Una casa diversa dalla nostra.
Mi incantavo sempre a guardarla quella statua di dedalo e icaro. Con quelle ali.
Io ero piccola piccola e tra i primi libri che mi feci prestare mi ricordo 'la noia' di Moravia e 'Marcovado' e 'Quo Vadis'.
Chissà poi perchè scelsi quelli, che cosa mi suggerivano le copertine, i titoli, i nomi degli scrittori.
Da allora poi i libri me li facevo comprare dai miei genitori. O mettevo i soldi da parte in una piccola cassaforte di plastica rossa.
Poi piano piano hanno i libri hanno riempito casa mia e anche quella dei miei genitori.
Dentro degli scaffali pieni quasi come quelli della figlia del notaio. Certo in scaffali meno pregiati.
E mio padre, da quando non crolla più morto di sonno, subito dopo cena, per la fatica di un lavoro pesante, ha cominciato a leggerli. Tutti.
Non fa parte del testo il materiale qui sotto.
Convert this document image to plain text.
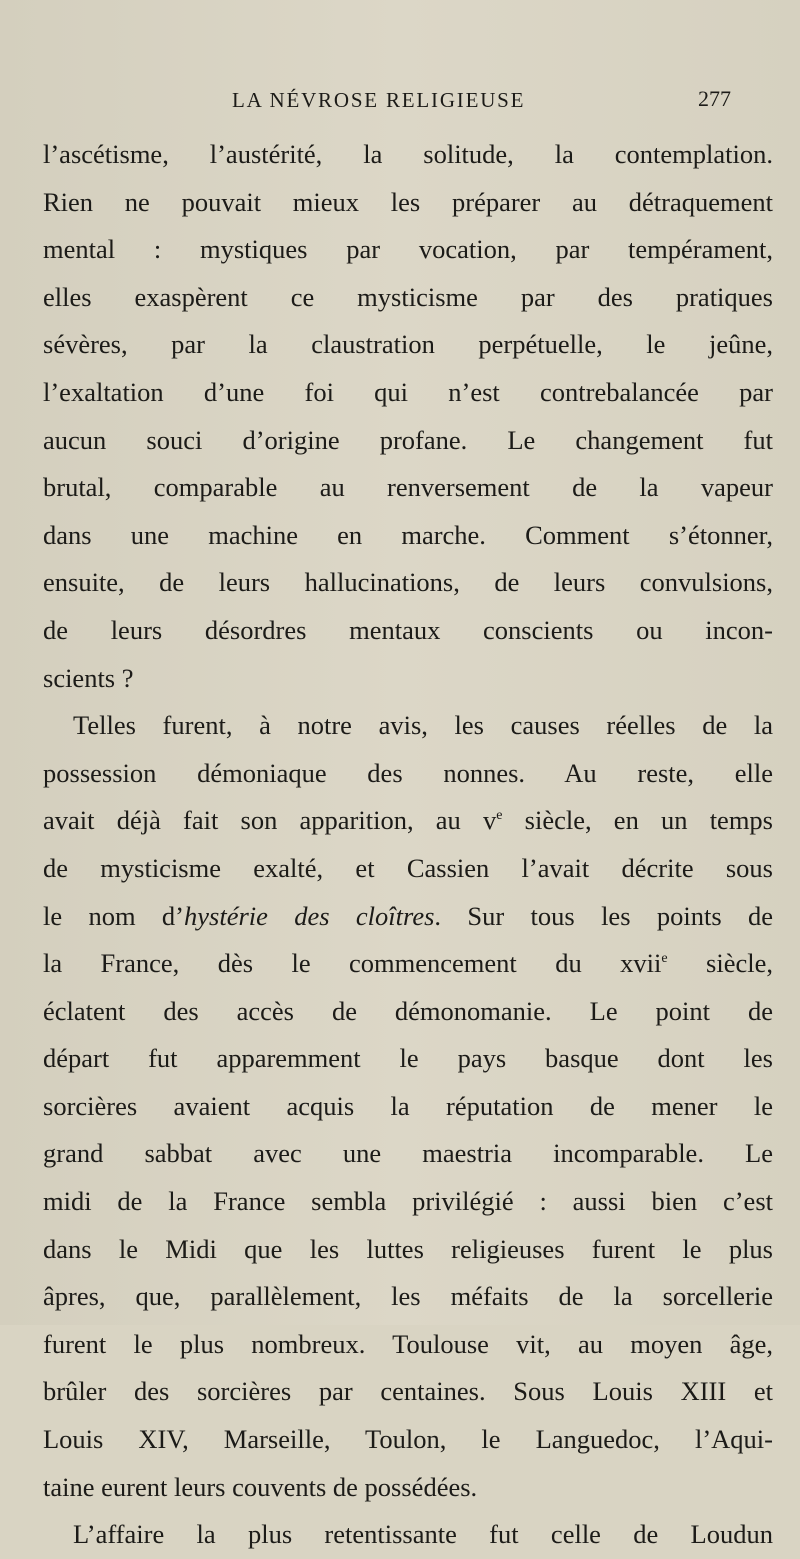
LA NÉVROSE RELIGIEUSE	277
l’ascétisme, l’austérité, la solitude, la contemplation.
Rien ne pouvait mieux les préparer au détraquement
mental : mystiques par vocation, par tempérament,
elles exaspèrent ce mysticisme par des pratiques
sévères, par la claustration perpétuelle, le jeûne,
l’exaltation d’une foi qui n’est contrebalancée par
aucun souci d’origine profane. Le changement fut
brutal, comparable au renversement de la vapeur
dans une machine en marche. Comment s’étonner,
ensuite, de leurs hallucinations, de leurs convulsions,
de leurs désordres mentaux conscients ou incon-
scients ?
Telles furent, à notre avis, les causes réelles de la
possession démoniaque des nonnes. Au reste, elle
avait déjà fait son apparition, au $v^e$ siècle, en un temps
de mysticisme exalté, et Cassien l’avait décrite sous
le nom d’hystérie des cloîtres. Sur tous les points de
la France, dès le commencement du xvii$^e$ siècle,
éclatent des accès de démonomanie. Le point de
départ fut apparemment le pays basque dont les
sorcières avaient acquis la réputation de mener le
grand sabbat avec une maestria incomparable. Le
midi de la France sembla privilégié : aussi bien c’est
dans le Midi que les luttes religieuses furent le plus
âpres, que, parallèlement, les méfaits de la sorcellerie
furent le plus nombreux. Toulouse vit, au moyen âge,
brûler des sorcières par centaines. Sous Louis XIII et
Louis XIV, Marseille, Toulon, le Languedoc, l’Aqui-
taine eurent leurs couvents de possédées.
L’affaire la plus retentissante fut celle de Loudun
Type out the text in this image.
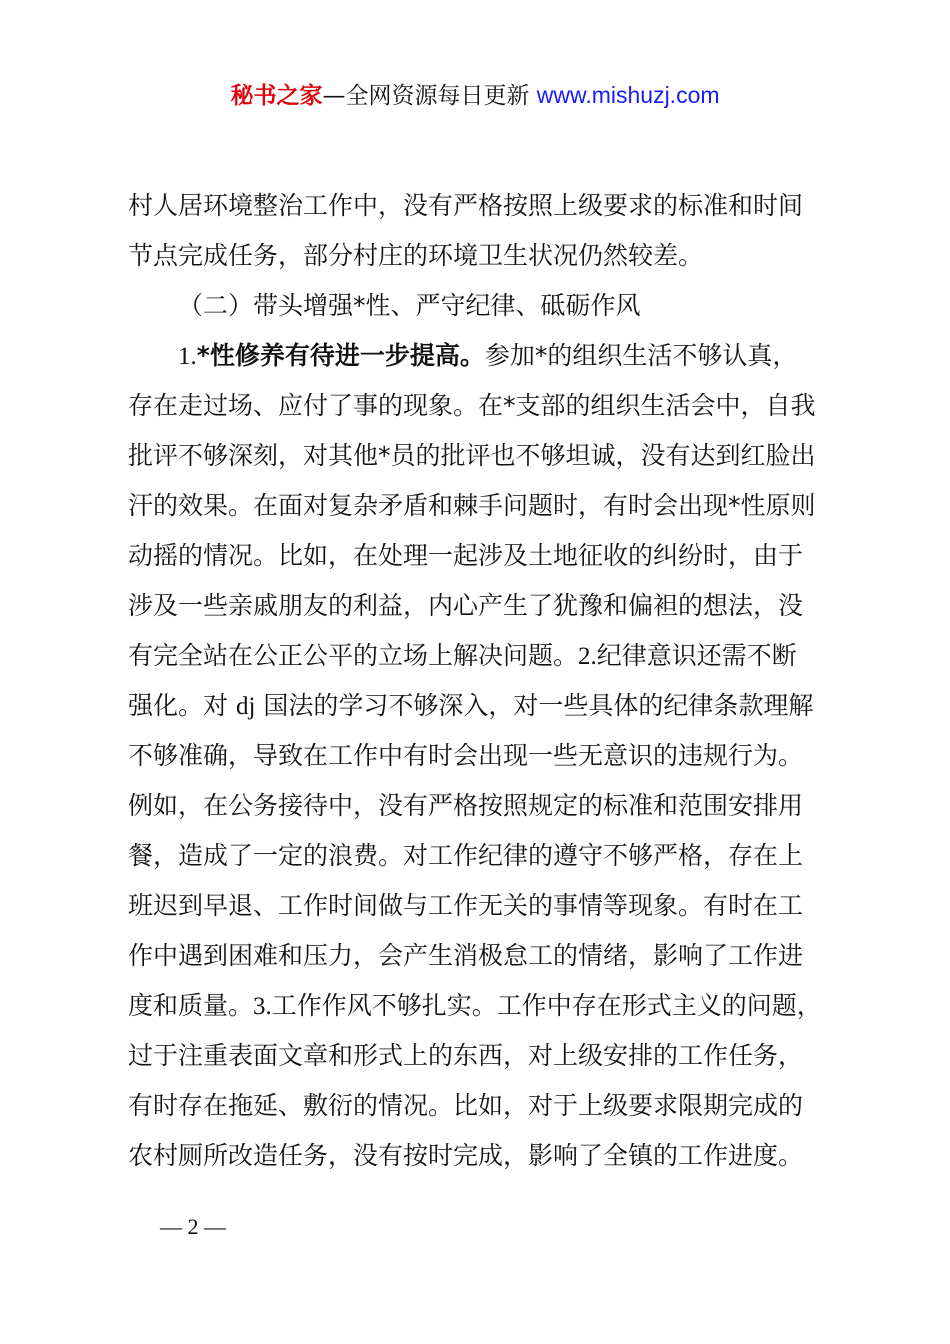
秘书之家—全网资源每日更新 www.mishuzj.com
村人居环境整治工作中，没有严格按照上级要求的标准和时间
节点完成任务，部分村庄的环境卫生状况仍然较差。
（二）带头增强*性、严守纪律、砥砺作风
1.*性修养有待进一步提高。参加*的组织生活不够认真，
存在走过场、应付了事的现象。在*支部的组织生活会中，自我
批评不够深刻，对其他*员的批评也不够坦诚，没有达到红脸出
汗的效果。在面对复杂矛盾和棘手问题时，有时会出现*性原则
动摇的情况。比如，在处理一起涉及土地征收的纠纷时，由于
涉及一些亲戚朋友的利益，内心产生了犹豫和偏袒的想法，没
有完全站在公正公平的立场上解决问题。2.纪律意识还需不断
强化。对 dj 国法的学习不够深入，对一些具体的纪律条款理解
不够准确，导致在工作中有时会出现一些无意识的违规行为。
例如，在公务接待中，没有严格按照规定的标准和范围安排用
餐，造成了一定的浪费。对工作纪律的遵守不够严格，存在上
班迟到早退、工作时间做与工作无关的事情等现象。有时在工
作中遇到困难和压力，会产生消极怠工的情绪，影响了工作进
度和质量。3.工作作风不够扎实。工作中存在形式主义的问题，
过于注重表面文章和形式上的东西，对上级安排的工作任务，
有时存在拖延、敷衍的情况。比如，对于上级要求限期完成的
农村厕所改造任务，没有按时完成，影响了全镇的工作进度。
— 2 —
E stamattina mi ha detto che li ha finiti tutti quelli che sono a casa. Me ne ha chiesti altri.
Con la stessa avidità con cui io chiedevo, bambina, a lui, di regalarmeli. Per favore. E lui non li capiva bene, allora, questi oggetti di carta e di parole. Ma mi accontentava. Si fidava di me. Dei miei desideri. Dei miei sogni.
Bo. Quasi quasi mi veniva da piangere. Per una specie di tenerezza.